To understand the effect that presenting the offers this way has, Dan did an experiment. He gave these 3 options, exactly as presented above, to 100 MBA students at MIT. Here are the results of how many students selected each option…
- Option 1: 16 students
- Option 2: 0 students
- Option 3: 84 students
Then Dan did the same experiment except he removed Option 2 (the Print subscription only). So 100 students now had to select between just Option 1 and Option 3.
- Option 1: 68 students
- Option 3: 32 students
Clearly the Economist really wanted people signing up for Option 3. And, based on Dan’s experiment, the number of takers for Option 3 went up over 2.5 times when Option 2 was included in the mix.
Those crafty marketers at the Economist knew no one was going to choose Option 2, the Print only subscription for $125. It was only there to position Option 3 (the Print and web subscription for $125) as the most attractive option in the prospects’ eyes.
Very different results.
But you don’t have to rely on number games to better present your product or service. You can use a story to do it as well.
There’s a famous story (at least in copywriting circles) about Claude Hopkins’ work for Schlitz Beer back in the early 1900s.
Schlitz was struggling as the #5 beer brand in terms of sales. They wanted Hopkins to help them with their advertising and brought him in for a tour of their factory. On the tour, Hopkins was fascinated by all the steps in the manufacturing process that went into making sure the beer being brewed was as pure as possible.

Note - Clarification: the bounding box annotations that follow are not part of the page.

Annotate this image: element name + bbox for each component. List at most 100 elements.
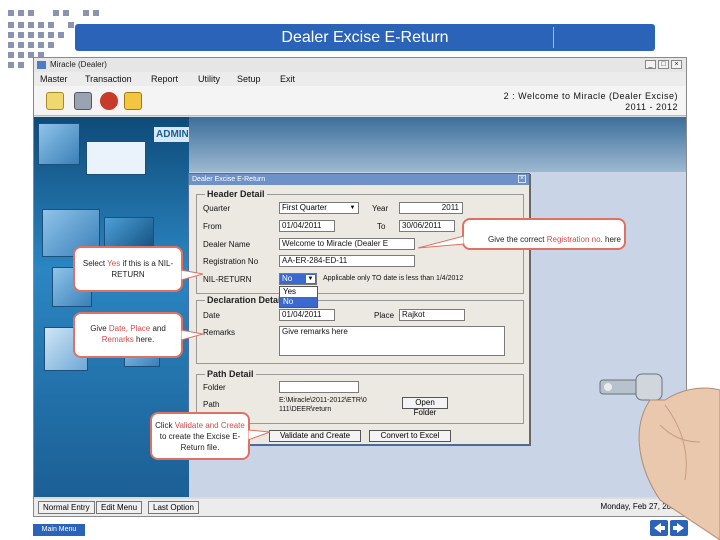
tile-image bbox=[38, 123, 80, 165]
registration-no-label: Registration No bbox=[203, 257, 259, 266]
menu-setup[interactable]: Setup bbox=[237, 72, 261, 86]
e-return-dialog: Dealer Excise E-Return × Header Detail Q… bbox=[188, 173, 530, 445]
callout-text: here. bbox=[133, 335, 155, 344]
callout-text: Select bbox=[82, 259, 108, 268]
prev-arrow-icon[interactable] bbox=[650, 520, 668, 536]
from-label: From bbox=[203, 222, 222, 231]
welcome-text: 2 : Welcome to Miracle (Dealer Excise) 2… bbox=[504, 91, 678, 113]
path-line2: 111\DEER\return bbox=[279, 406, 332, 413]
place-field[interactable]: Rajkot bbox=[399, 309, 465, 321]
to-date-field[interactable]: 30/06/2011 bbox=[399, 220, 455, 232]
path-value: E:\Miracle\2011-2012\ETR\0 111\DEER\retu… bbox=[279, 396, 367, 414]
path-detail-title: Path Detail bbox=[205, 369, 256, 379]
nil-return-options: Yes No bbox=[279, 286, 318, 308]
app-icon bbox=[37, 61, 46, 69]
declaration-date-field[interactable]: 01/04/2011 bbox=[279, 309, 335, 321]
callout-highlight: Validate and Create bbox=[174, 421, 245, 430]
main-menu-button[interactable]: Main Menu bbox=[33, 524, 85, 536]
menu-master[interactable]: Master bbox=[40, 72, 68, 86]
nil-option-no[interactable]: No bbox=[280, 297, 317, 307]
callout-highlight: Registration no. bbox=[546, 235, 603, 244]
welcome-line2: 2011 - 2012 bbox=[625, 102, 678, 112]
menu-transaction[interactable]: Transaction bbox=[85, 72, 132, 86]
callout-text: Give the correct bbox=[488, 235, 547, 244]
menu-bar: Master Transaction Report Utility Setup … bbox=[34, 72, 686, 86]
dialog-close-button[interactable]: × bbox=[518, 175, 526, 183]
dialog-titlebar: Dealer Excise E-Return × bbox=[189, 174, 529, 185]
toolbar: 2 : Welcome to Miracle (Dealer Excise) 2… bbox=[34, 86, 686, 116]
remarks-field[interactable]: Give remarks here bbox=[279, 326, 505, 356]
cart-icon[interactable] bbox=[74, 92, 92, 110]
nil-return-select[interactable]: No ▼ bbox=[279, 273, 317, 285]
path-label: Path bbox=[203, 400, 220, 409]
quarter-label: Quarter bbox=[203, 204, 231, 213]
menu-utility[interactable]: Utility bbox=[198, 72, 220, 86]
remarks-label: Remarks bbox=[203, 328, 236, 337]
validate-and-create-button[interactable]: Validate and Create bbox=[269, 430, 361, 442]
open-folder-button[interactable]: Open Folder bbox=[402, 397, 448, 417]
folder-field[interactable] bbox=[279, 381, 359, 393]
registration-no-field[interactable]: AA-ER-284-ED-11 bbox=[279, 255, 415, 267]
callout-text: and bbox=[150, 324, 166, 333]
dialog-title: Dealer Excise E-Return bbox=[192, 176, 266, 183]
admin-badge: ADMIN bbox=[154, 127, 191, 142]
last-option-button[interactable]: Last Option bbox=[148, 501, 199, 514]
callout-highlight: Remarks bbox=[101, 335, 134, 344]
year-field[interactable]: 2011 bbox=[399, 202, 463, 214]
chevron-down-icon: ▼ bbox=[349, 205, 356, 211]
slide-title-banner: Dealer Excise E-Return bbox=[75, 24, 655, 51]
callout-text: Click bbox=[155, 421, 175, 430]
minimize-button[interactable]: _ bbox=[645, 60, 656, 69]
dealer-name-field[interactable]: Welcome to Miracle (Dealer E bbox=[279, 238, 415, 250]
nil-return-note: Applicable only TO date is less than 1/4… bbox=[323, 275, 464, 282]
remarks-arrow bbox=[181, 329, 203, 341]
registration-arrow bbox=[418, 236, 464, 249]
remarks-callout: Give Date, Place and Remarks here. bbox=[73, 312, 183, 358]
window-title: Miracle (Dealer) bbox=[50, 60, 107, 69]
place-label: Place bbox=[374, 311, 395, 320]
maximize-button[interactable]: □ bbox=[658, 60, 669, 69]
year-label: Year bbox=[372, 204, 389, 213]
folder-label: Folder bbox=[203, 383, 226, 392]
quarter-select[interactable]: First Quarter ▼ bbox=[279, 202, 359, 214]
menu-report[interactable]: Report bbox=[151, 72, 178, 86]
declaration-date-label: Date bbox=[203, 311, 220, 320]
validate-arrow bbox=[248, 429, 270, 441]
validate-callout: Click Validate and Create to create the … bbox=[150, 412, 250, 460]
normal-entry-button[interactable]: Normal Entry bbox=[38, 501, 95, 514]
callout-text: here bbox=[602, 235, 621, 244]
declaration-detail-title: Declaration Detail bbox=[205, 295, 286, 305]
banner-image bbox=[189, 117, 686, 172]
to-label: To bbox=[377, 222, 386, 231]
quarter-value: First Quarter bbox=[282, 203, 327, 212]
slide-title: Dealer Excise E-Return bbox=[281, 29, 449, 46]
edit-menu-button[interactable]: Edit Menu bbox=[96, 501, 143, 514]
from-date-field[interactable]: 01/04/2011 bbox=[279, 220, 335, 232]
nil-return-arrow bbox=[181, 269, 203, 281]
close-button[interactable]: × bbox=[671, 60, 682, 69]
nil-return-value: No bbox=[282, 274, 293, 283]
path-line1: E:\Miracle\2011-2012\ETR\0 bbox=[279, 397, 367, 404]
money-bag-icon[interactable] bbox=[100, 92, 118, 110]
document-icon[interactable] bbox=[46, 92, 64, 110]
tile-image bbox=[86, 141, 146, 175]
hand-with-key-image bbox=[599, 373, 720, 540]
chevron-down-icon: ▼ bbox=[306, 275, 315, 283]
menu-exit[interactable]: Exit bbox=[280, 72, 295, 86]
convert-to-excel-button[interactable]: Convert to Excel bbox=[369, 430, 451, 442]
registration-callout: Give the correct Registration no. here bbox=[462, 218, 626, 250]
nil-return-label: NIL-RETURN bbox=[203, 275, 252, 284]
callout-text: to create the Excise E-Return file. bbox=[159, 432, 241, 452]
callout-text: Give bbox=[90, 324, 109, 333]
nil-return-callout: Select Yes if this is a NIL-RETURN bbox=[73, 246, 183, 292]
welcome-line1: 2 : Welcome to Miracle (Dealer Excise) bbox=[503, 91, 678, 101]
callout-highlight: Date, Place bbox=[108, 324, 151, 333]
header-detail-title: Header Detail bbox=[205, 189, 267, 199]
nil-option-yes[interactable]: Yes bbox=[280, 287, 317, 297]
banner-divider bbox=[553, 27, 554, 48]
next-arrow-icon[interactable] bbox=[670, 520, 688, 536]
callout-highlight: Yes bbox=[107, 259, 121, 268]
window-titlebar: Miracle (Dealer) _ □ × bbox=[34, 58, 686, 72]
dealer-name-label: Dealer Name bbox=[203, 240, 251, 249]
edit-icon[interactable] bbox=[124, 92, 142, 110]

When Hopkins asked about this, the Schlitz people explained that all the other beer manufacturers used the exact same process. Schlitz wasn’t doing anything unique here.
But Hopkins knew that didn’t matter. What mattered was that none of the other manufacturers had told the story yet.
So Hopkins developed an ad campaign that detailed the story of Schlitz’s brewing process. The campaign described…
- The plate glass room where the beer was cooled using filtered air.
- How bottles were washed 4 times by machines.
- That the company drilled down 4,000 feet to get pure water.
- That the company did 1,018 experiments in order “to attain a yeast to give beer that matchless flavor.”
Again, the other brewers were doing the exact same things. But Schlitz was just the first one to tell the story.
And by doing so, in 6 months Schlitz went from #5 in sales to tied with Anheuser Busch for #1 in the nation.
Same beer and brewing process.
Very different results.
Change Your Presentation
Long sales page on your website not converting well? Try breaking it up into an autoresponder series to give conversions a big bump.
Not many takers on your $1000/month coaching package? Try offering a $5000/month “Elite” or “Platinum” package on the same page to get more takers for the $1000/month option.
Sign ups slow on your membership site? Try breaking it up into smaller stand alone products.
If conversions are suffering, it may not be your product or service people have a problem with but the way you’re presenting it.
Now if you’ll excuse me, I have to go figure out how to make a finicky toddler eat
broccoli and mashed potatoes happy little trees in the snow covered forest.